村の職員は村民に宣伝した。「礼拝などやめておきなさい。ここなら映画を見て、タダでいろいろな物がもらえます。ホールに来て映画を見て、良いことを学んでください」。
教会堂外で行われる「ライバルショー」
河南省新鄭市の観音寺鎮賈荘村に位置する南賈荘教会も、教会閉鎖の猛威の中を生き延びている三自教会だ。過去6か月間、会衆が集まるたびに、教会から300メートルも離れていない村の文化センターで「ライバル」のショーが開催されている。
ある村民は、「京劇が行われると、スピーカーから大音量が響き渡って落ち着きません。政府は単に神を信じる人を取り込むためにやっているのです」と不平をこぼした。
「舞台を見るのが好きな信者も礼拝に集中できなくなります。歌が聞こえるとソワソワしてしまって」と、教会員は言った。
村民らによると、この6か月間、舞台が開かれなかったのは猛暑に見舞われた3日間だけだったという。
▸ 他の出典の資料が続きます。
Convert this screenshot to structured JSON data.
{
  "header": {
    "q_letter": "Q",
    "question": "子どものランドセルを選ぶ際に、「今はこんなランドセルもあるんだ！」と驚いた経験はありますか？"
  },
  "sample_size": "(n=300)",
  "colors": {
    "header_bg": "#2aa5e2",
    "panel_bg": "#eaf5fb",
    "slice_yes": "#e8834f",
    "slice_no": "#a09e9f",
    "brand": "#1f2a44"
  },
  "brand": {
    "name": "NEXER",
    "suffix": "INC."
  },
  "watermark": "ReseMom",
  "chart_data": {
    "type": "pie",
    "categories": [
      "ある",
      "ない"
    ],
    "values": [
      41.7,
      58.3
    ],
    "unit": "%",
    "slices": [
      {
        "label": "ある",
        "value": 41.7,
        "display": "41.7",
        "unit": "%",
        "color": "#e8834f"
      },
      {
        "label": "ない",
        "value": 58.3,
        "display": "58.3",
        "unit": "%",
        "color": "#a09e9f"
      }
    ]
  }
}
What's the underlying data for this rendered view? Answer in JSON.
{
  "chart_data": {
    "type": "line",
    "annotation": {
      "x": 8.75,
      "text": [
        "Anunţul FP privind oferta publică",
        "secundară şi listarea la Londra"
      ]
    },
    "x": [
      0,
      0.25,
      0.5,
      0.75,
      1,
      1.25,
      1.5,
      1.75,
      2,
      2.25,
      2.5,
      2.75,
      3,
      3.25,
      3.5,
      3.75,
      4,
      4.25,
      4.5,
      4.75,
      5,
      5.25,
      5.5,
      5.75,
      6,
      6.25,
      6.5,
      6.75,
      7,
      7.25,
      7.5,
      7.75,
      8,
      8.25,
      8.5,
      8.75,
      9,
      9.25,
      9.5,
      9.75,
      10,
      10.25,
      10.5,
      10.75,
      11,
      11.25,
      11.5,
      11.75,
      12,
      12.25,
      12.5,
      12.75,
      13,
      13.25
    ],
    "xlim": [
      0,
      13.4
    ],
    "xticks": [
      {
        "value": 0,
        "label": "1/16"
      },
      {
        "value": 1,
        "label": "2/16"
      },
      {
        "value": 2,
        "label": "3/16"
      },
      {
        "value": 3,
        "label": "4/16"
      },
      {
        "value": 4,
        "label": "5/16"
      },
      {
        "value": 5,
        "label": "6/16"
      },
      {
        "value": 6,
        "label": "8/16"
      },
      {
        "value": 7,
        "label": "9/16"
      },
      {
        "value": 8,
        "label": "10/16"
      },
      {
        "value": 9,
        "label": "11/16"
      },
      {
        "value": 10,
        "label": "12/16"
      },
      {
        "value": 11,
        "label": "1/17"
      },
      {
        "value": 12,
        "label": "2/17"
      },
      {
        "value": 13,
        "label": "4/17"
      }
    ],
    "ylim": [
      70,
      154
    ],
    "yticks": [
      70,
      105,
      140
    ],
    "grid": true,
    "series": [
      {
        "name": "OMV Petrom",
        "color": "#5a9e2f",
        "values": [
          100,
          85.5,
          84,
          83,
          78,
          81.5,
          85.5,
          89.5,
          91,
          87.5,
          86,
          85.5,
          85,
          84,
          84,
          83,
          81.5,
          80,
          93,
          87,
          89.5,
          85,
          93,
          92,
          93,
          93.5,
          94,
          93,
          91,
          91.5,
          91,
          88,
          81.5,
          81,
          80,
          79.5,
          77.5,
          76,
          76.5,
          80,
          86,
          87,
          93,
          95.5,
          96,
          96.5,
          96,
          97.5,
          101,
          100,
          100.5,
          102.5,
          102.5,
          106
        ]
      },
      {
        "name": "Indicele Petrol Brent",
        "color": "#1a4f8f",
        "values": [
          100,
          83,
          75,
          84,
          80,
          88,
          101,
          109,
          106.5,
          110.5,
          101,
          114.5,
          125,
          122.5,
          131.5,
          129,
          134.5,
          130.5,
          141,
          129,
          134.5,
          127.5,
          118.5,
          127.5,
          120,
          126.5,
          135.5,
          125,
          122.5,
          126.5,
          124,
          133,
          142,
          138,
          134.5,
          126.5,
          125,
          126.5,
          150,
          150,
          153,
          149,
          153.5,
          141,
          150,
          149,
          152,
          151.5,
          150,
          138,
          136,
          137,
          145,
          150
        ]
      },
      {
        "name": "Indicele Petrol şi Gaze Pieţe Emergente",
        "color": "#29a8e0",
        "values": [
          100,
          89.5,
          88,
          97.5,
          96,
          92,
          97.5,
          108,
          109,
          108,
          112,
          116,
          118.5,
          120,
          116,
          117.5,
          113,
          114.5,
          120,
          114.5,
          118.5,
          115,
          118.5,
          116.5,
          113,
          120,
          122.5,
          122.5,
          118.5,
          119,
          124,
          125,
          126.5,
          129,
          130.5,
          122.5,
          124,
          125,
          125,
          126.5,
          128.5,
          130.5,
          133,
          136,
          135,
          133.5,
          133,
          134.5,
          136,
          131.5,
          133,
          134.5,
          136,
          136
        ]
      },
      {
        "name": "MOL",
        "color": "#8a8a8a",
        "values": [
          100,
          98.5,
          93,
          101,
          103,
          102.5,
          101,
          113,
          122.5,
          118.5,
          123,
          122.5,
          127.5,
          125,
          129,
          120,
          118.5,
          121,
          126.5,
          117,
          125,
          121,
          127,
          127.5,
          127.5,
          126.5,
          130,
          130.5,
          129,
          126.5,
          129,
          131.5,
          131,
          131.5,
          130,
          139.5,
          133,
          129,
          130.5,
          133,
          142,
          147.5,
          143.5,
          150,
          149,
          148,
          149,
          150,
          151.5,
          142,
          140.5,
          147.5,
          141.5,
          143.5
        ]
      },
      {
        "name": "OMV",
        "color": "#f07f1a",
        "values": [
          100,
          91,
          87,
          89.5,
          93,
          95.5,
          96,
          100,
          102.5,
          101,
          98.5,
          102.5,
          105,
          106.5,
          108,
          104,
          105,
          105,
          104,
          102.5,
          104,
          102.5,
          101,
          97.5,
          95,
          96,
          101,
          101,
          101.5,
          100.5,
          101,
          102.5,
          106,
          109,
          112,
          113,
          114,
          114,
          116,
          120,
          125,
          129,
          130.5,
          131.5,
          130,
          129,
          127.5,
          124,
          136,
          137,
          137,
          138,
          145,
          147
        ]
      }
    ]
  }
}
各イベントの料金は平均1,000人民元(約15,000円)で、鎮の文化センターが支払っている。
「ショーの主な目的はキリスト教の集会を邪魔することです。観音寺鎮政府はこの任務を賈荘村に任せました。毎週日曜日、鎮政府の職員は、劇団をできる限り早い時間から呼びつけます」と、演者の1人が言った。
6月の中国共産党創立98周年記念の集会で、鎮の党書記は、賈荘村は引き続き日曜日ごとに京劇を開催しなければならない、と強調した。
金銭的報酬で信仰から引き離す
河南省洛陽市轄の新安県の住民は、地域の村委員がカルシウム錠や商品引換券を配り、さらにはお金まで渡して人々を娯楽活動に誘っていることを報告した。中には、参加者が少なすぎるのを見て、住民の自宅まで赴いて人を連れて来た職員もいたという。
「国家政策は、各村が『ハッピーサンデー』活動を実施しなければならないと定めています。従わなければ処罰されるでしょう」と、ある村の職員が明かした。「それが国の要求です。家にいるすべての女性を連れ出して『ヤンコ踊り』(田植え踊りから始まった中国伝統の大衆舞踊)を歌わせ、踊らせます。地元の婦女連合会委員会の責任者が全員をまとめて管理します。女性たちは、踊りや『ヤンコ踊り』を覚えるのに時間をとられ、神を信じる暇がなくなります」。
村民は「共産党がなければ、新しい中国はない」を演奏しながら、広場に集まって踊る。村の職員は写真を撮り、上層部に送るのである。
濮陽市、許昌市など多くの都市の管轄下にある河南省の他の村々の村民も、地元政府が積極的に「ハッピーサンデー」活動を推進していることをBitter Winterに報告した。
「これからは誰も休めなくなるでしょう。休日をとれず、いつも出席していなければなりません」。濮陽市のある村の職員は不満を訴えた。「日曜日は家で休むためにあるのに、今では子どもと過ごしたり、両親に会ったりする時間もなくなりました」。